L’huile de foie de morue commerciale, préparée à Dunkerque pour les besoins de la médecine, est généralement de bonne qualité et ne renferme aucune substance nuisible à la santé. Il n’en est pas de même de celle appelée huile du banc, préparée à Terre-Neuve pendant la pêche : elle renferme souvent du cuivre et peut, à cause de la présence de ce métal dont les sels et les oxydes sont vénéneux, donner lieu à des empoisonnements chez les personnes qui en feraient usage. Si ce médicament était vendu librement et sans garantie pour le consommateur par des personnes incapables d’apprécier les caractères chimiques et physiques de l’huile, les falsifications dont elle pourrait être l’objet, que deviendraient la sécurité que la loi de germinal an XI a voulu donner à la société par les sages prescriptions qu’elle a édictées ? Comment l’exercice de la médecine serait-il possible si le médecin doutait de la pureté et de la bonne préparation des médicaments sur lesquels il fonde son espérance de soulager le malade confié à ses soins ?
 
Trop souvent malheureusement cette loi protectrice de la santé publique est violée impunément par les atteintes qu’y portent les personnes exerçant diverses professions (droguerie, épicerie, confiserie, chocolaterie, parfumerie, liquoristerie), par les officiers de santé, herboristes, membres des corporations religieuses, etc. pour que le corps pharmaceutique ne proteste pas contre ces errements qui lui sont très dommageables.

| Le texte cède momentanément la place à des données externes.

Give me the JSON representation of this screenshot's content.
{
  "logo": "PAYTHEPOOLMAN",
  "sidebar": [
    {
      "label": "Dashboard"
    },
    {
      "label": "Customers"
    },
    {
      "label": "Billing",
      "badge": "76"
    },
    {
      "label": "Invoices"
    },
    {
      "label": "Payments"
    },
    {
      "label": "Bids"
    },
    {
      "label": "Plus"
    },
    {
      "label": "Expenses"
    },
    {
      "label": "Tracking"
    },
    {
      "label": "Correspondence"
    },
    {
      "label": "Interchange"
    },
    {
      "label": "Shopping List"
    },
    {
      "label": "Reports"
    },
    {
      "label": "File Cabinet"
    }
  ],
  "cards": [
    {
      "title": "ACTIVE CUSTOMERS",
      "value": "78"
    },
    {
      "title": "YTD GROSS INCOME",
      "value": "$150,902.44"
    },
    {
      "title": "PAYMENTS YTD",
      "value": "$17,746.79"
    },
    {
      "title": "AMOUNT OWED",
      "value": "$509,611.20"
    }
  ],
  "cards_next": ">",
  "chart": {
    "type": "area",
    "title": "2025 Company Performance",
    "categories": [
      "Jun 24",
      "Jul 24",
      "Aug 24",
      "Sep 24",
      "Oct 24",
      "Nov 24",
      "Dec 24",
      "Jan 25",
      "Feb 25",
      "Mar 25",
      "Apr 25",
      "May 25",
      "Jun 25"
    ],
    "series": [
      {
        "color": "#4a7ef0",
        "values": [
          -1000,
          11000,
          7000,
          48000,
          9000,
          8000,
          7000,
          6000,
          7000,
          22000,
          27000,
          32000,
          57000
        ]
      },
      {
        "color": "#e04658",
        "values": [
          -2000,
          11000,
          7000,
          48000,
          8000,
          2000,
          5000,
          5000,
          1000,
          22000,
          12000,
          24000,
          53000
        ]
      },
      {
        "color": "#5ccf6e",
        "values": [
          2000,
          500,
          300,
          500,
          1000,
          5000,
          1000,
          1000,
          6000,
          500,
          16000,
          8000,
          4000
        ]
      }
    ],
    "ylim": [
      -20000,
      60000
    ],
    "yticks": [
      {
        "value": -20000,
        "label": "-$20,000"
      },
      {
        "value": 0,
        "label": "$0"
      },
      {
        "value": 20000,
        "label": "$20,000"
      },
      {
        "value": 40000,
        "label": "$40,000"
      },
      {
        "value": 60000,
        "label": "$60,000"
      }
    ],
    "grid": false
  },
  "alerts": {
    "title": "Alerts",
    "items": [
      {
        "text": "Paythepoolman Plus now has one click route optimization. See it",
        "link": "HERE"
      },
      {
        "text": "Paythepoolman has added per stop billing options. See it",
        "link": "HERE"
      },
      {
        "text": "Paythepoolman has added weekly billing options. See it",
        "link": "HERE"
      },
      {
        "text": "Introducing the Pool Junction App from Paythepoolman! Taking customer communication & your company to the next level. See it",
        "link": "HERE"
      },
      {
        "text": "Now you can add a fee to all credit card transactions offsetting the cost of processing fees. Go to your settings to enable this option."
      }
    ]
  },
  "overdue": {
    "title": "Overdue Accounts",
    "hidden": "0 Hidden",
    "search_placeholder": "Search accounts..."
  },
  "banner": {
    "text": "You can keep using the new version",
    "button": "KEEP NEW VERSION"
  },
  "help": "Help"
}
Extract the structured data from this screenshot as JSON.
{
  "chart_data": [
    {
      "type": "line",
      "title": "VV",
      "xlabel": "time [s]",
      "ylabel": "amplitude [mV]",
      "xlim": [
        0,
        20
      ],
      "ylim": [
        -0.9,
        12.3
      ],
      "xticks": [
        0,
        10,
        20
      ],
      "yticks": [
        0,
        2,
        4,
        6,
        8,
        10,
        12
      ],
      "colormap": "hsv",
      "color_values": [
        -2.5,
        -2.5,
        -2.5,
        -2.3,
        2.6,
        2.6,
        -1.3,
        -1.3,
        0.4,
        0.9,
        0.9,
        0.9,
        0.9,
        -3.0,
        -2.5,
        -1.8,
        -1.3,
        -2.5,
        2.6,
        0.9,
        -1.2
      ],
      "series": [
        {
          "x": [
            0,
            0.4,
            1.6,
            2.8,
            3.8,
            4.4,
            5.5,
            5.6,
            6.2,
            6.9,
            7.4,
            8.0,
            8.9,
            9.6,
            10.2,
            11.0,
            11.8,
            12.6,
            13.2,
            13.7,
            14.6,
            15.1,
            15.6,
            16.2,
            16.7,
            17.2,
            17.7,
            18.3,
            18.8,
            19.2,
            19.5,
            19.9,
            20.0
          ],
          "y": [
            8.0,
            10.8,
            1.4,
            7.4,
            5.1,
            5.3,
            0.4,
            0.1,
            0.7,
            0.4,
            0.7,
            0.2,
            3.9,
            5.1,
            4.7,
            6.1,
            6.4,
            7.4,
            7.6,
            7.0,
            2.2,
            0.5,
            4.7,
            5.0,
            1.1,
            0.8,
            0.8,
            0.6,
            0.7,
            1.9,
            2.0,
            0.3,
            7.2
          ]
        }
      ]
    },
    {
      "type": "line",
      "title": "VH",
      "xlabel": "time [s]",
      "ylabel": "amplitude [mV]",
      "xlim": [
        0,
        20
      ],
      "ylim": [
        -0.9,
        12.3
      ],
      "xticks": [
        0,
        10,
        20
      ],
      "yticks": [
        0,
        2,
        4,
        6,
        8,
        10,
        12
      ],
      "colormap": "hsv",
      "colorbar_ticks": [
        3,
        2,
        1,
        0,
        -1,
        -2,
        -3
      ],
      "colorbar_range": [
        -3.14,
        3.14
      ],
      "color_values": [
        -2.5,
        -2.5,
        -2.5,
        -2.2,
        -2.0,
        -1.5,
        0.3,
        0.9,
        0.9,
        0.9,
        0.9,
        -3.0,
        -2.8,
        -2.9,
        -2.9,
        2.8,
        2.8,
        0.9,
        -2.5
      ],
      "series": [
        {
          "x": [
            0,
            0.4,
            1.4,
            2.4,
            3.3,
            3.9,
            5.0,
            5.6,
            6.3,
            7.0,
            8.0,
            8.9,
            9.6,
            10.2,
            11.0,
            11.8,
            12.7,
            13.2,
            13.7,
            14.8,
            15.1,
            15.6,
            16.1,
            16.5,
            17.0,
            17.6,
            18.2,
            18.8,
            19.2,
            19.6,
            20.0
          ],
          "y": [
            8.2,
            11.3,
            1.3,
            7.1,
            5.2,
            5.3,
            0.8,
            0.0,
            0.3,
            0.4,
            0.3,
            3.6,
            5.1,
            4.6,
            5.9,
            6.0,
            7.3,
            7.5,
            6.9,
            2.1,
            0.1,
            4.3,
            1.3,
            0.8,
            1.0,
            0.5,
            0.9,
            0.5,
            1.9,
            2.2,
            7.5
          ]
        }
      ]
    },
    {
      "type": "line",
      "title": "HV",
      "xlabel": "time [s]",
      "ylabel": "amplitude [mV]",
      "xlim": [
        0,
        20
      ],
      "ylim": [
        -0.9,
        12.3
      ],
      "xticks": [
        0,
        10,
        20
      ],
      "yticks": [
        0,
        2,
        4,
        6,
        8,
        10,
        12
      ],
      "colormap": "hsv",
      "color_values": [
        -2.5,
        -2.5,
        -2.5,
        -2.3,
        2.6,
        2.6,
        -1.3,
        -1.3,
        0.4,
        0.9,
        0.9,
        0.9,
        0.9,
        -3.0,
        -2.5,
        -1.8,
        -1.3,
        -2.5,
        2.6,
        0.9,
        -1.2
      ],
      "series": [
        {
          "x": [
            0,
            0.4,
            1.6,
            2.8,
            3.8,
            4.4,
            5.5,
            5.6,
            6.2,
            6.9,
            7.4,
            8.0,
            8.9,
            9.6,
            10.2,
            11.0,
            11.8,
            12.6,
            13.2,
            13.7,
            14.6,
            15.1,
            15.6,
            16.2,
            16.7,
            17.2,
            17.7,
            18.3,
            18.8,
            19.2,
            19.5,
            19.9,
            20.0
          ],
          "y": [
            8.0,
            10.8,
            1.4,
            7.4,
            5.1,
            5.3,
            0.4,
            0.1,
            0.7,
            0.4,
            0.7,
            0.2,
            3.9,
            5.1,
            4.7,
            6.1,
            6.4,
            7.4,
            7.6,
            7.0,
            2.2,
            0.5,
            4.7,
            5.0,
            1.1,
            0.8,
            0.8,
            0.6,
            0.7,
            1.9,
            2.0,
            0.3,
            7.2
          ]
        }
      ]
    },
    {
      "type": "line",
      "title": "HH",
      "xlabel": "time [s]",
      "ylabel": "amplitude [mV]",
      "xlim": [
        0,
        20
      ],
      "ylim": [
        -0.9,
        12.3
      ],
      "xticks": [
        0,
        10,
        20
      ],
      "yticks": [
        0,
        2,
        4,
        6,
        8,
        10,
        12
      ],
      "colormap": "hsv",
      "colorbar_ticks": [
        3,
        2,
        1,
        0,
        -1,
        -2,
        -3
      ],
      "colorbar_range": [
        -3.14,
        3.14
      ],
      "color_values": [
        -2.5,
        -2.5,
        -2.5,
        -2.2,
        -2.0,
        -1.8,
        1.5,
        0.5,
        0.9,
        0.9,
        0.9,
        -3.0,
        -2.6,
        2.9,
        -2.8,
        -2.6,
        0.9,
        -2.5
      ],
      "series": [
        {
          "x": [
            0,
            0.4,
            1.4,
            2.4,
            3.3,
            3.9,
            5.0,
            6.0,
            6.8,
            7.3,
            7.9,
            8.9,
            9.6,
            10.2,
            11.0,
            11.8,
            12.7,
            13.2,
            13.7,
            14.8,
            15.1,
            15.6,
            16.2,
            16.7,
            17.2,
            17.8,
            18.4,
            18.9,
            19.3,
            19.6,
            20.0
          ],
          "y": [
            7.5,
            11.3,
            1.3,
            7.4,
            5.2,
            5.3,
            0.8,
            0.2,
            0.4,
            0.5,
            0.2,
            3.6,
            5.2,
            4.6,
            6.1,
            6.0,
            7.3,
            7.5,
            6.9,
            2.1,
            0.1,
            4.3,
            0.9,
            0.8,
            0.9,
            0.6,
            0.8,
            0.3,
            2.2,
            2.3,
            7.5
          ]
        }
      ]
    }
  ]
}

Puisque la société a imposé au pharmacien des garanties onéreuses, restrictives de sa liberté, puisqu’il a fourni ces garanties par la preuve des connaissances scientifiques et pratiques que l’état lui a procurées par son enseignement officiel, il est de son intérêt de revendiquer les privilèges que la loi lui a accordés, non comme faveur spéciale mais comme compensation des charges légales qui lui incombent dans l’intérêt de la santé publique.
 
Se basant sur les considérations qui viennent d’être exposées dans ce Mémoire, la société des Pharmaciens du Nord de la France est unanime pour déclarer :
1e Que les médecins, qui, depuis de longues années d’expériences thérapeutiques, ont constaté les propriétés de l’huile de foie de morue, la prescrivent à leurs malades comme médicament pour guérir certaines maladies spéciales ;
2e Que l’huile de foie de morue médicinale est essentiellement différente par ses propriétés chimiques et physiques de l’huile de poisson employée dans les arts et l’industrie ;
3e Que le codex légal l’a considéré non seulement comme drogue simple mais encore comme préparation pharmaceutique médicinale. Qu’à ce dernier titre, elle ne peut être vendue aux consommateurs, les malades, par d’autres personnes que les pharmaciens sous peine de 500 Fr. d’amende.
4e Que la vente de l’huile de foie de morue par d’autres que les pharmaciens enlèverait à la santé publique la garantie légale à laquelle elle a droit et la compromettrait soit par les propriétés toxiques de certaines huiles, soit par la falsification de certaines autres, soit enfin par la mauvaise qualité d’un grand nombre.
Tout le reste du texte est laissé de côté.